Example: Many electronics distributors educate OEMs on how to use the IoT to enhance and develop products. Symmetry Electronics is the only global authorized distributor for sales, tech support and distribution of wireless, video and embedded semiconductors. The company’s vast knowledge of the IoT ecosystem allows them to provide each customer with the right platform. Additionally, Symmetry has an e-commerce store with design, application, and product guide documents so customers make educated decisions before a purchase.
Automation software increases revenue, visibility and control. Business automation software is popular in field service for reducing paperwork and storing files digitally rather than by file cabinets. By automating repetitive tasks, companies have time for bigger jobs and can hire fewer administrative workers. Macola’s survey showed that wholesale distributors mainly automate IT data entry, followed by payroll, order management and onboarding. 68% of distributors that automate earned more revenue and reduced their business costs. Other respondents reported reduced errors (58%), increased productivity (45%), and increased efficiency (29%). Of businesses that automate, 77% gained more visibility and control within their organizations. For example, workers may accidentally delete records. An employee can retrieve this record by simply looking through the user actions log. This technique also helps leadership evaluate employee performance.
Amazon threatens and enhances wholesale distribution. Amazon is one of the biggest online shopping retailers in the world, and continues to excel in rapid delivery and logistics service offerings. Macola’s respondents cited Amazon as their biggest industry competitor, followed by wholesale distributors and manufacturers. However, 68% of wholesale distributors stated they are using Amazon’s logistics services and Fulfillment by Amazon to better their business. In fact, 85% of wholesale respondents said that their online sales have grown 20-40% last year because of Amazon. Deloitte has also reported that Amazon’s Marketplace is growing at twice the rate of Amazon Direct, and many companies pay a commission to use amazon to sell.
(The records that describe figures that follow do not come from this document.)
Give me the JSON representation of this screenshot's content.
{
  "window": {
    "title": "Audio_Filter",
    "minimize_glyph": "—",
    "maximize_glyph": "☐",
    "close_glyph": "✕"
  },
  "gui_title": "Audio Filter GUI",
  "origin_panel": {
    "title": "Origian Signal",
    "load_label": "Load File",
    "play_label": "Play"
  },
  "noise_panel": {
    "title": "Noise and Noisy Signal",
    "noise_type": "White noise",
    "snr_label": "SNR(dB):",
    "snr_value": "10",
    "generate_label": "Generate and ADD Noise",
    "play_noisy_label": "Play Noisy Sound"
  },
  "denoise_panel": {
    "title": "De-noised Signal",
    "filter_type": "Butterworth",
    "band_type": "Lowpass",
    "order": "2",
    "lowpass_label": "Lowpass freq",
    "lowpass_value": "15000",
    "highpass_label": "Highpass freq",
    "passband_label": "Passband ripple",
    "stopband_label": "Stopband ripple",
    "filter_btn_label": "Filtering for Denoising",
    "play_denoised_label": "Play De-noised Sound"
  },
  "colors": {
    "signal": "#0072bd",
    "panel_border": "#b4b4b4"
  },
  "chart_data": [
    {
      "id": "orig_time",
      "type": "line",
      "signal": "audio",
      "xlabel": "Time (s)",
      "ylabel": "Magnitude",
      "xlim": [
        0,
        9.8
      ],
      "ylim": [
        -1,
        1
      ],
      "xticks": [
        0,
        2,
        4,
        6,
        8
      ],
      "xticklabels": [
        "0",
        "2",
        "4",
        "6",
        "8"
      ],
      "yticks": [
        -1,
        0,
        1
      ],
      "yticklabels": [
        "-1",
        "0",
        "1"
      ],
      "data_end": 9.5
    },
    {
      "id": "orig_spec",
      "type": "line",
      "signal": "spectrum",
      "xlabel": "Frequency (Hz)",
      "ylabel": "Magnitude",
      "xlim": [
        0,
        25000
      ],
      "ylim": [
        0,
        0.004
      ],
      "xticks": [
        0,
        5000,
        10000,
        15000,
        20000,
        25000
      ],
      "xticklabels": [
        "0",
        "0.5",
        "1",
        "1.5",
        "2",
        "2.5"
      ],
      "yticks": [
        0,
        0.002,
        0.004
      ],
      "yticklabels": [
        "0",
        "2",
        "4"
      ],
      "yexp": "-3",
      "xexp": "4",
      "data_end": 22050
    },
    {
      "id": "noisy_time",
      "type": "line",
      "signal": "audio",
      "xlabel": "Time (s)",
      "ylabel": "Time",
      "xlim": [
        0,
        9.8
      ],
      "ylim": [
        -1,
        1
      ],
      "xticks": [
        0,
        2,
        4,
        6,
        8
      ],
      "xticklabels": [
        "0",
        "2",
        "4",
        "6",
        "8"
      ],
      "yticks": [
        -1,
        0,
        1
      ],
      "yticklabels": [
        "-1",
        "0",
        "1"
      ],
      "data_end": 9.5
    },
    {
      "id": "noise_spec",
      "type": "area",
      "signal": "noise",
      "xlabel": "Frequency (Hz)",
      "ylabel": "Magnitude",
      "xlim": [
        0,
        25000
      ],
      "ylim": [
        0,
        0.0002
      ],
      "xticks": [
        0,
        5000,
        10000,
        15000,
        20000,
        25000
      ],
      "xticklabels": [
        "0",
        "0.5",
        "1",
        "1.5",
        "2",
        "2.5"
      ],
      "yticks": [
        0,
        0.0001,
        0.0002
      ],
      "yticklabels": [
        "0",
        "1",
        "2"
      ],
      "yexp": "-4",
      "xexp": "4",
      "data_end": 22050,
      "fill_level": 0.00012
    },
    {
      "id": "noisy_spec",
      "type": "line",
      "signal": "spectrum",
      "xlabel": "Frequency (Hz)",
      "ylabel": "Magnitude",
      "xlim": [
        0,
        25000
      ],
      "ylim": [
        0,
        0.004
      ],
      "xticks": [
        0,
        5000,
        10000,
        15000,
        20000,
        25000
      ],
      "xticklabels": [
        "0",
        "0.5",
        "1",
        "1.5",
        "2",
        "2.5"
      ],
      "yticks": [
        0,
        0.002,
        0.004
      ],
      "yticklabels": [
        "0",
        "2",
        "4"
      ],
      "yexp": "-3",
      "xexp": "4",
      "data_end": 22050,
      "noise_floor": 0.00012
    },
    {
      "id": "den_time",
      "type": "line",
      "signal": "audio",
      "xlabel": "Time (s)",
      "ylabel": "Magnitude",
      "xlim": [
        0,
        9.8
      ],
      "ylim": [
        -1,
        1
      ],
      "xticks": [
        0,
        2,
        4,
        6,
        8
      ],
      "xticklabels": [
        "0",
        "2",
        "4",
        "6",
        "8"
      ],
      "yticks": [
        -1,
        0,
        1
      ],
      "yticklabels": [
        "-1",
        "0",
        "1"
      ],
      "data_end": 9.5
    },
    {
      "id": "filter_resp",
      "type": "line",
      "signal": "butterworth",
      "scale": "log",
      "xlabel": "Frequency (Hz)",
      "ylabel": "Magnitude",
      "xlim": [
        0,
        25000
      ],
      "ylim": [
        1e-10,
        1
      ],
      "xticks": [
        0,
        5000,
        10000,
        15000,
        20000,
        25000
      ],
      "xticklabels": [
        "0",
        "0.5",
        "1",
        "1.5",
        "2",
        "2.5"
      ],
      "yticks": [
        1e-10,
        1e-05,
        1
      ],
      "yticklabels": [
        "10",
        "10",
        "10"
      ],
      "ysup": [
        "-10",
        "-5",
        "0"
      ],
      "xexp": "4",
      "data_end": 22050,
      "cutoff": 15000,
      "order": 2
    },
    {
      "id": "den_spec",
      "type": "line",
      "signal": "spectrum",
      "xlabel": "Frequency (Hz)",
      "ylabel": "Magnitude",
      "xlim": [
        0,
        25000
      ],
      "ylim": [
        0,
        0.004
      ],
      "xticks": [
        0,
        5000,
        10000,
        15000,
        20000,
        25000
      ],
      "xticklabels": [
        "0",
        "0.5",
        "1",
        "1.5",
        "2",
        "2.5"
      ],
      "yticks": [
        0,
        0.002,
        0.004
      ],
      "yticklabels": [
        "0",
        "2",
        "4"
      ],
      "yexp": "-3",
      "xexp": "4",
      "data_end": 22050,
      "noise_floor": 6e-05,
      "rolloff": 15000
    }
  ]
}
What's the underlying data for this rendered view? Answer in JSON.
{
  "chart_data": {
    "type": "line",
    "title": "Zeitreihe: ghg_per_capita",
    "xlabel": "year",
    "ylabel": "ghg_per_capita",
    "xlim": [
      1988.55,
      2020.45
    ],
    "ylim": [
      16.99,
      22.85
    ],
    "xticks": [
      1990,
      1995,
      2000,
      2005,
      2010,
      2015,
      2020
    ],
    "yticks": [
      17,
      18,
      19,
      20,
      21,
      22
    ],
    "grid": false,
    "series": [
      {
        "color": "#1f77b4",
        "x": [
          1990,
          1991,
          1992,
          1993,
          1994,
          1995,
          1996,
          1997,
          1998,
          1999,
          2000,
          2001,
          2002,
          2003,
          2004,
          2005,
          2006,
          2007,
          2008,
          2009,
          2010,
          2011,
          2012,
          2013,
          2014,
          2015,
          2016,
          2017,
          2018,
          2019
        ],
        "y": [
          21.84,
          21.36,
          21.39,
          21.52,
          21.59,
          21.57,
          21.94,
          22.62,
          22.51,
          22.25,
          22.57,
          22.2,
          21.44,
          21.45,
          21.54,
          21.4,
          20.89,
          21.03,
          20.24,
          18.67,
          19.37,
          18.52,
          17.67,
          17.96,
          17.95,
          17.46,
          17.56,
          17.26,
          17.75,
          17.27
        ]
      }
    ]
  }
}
Companies either raise or lower prices in response to potential trade regulation. President Donald Trump wants to tweak U.S. trade policies such as NAFTA to better benefit Americans, and distributors are already anticipating how this will change their business models. Macola found that 62% of wholesale distributors believe trade deregulation will benefit their companies, while just 7% are unsure. Respondents took a mix stance in terms of how they’ve adjusted prices based on these potential changes. 42% of respondents have increased their prices while 38% have reduced prices. Some other actions respondents took include: investing in technology (34%), hiring more U.S. based employees (33%), and speeding up plans to open global offices (34%) and halting plans to open global offices (29%).
Example: Robotic Process Automation technology uses Artificial Intelligence and machine learning to do high volume, repetitive tasks. According to Deloitte, RPA can greatly reduce operational costs in a company. Unlike traditional automation software, RPA captures worker actions, manipulates data, and can fix errors without human interaction. For example, if a form lacks certain required information, traditional automation software would alert employees, who would fix the error themselves. But RPA can self-correct these mistakes. Most commonly, RPA speeds up back and mid-office functions like HR management, finance, supply chain and accounting. Though potentially costly to implement, RPA is a cost-effective alternative to outsourcing, which saves time and money. By the year 2025, RPA technology is estimated to eliminate almost 140 million full time jobs, but will also create more jobs related to maintaining and implementing RPA.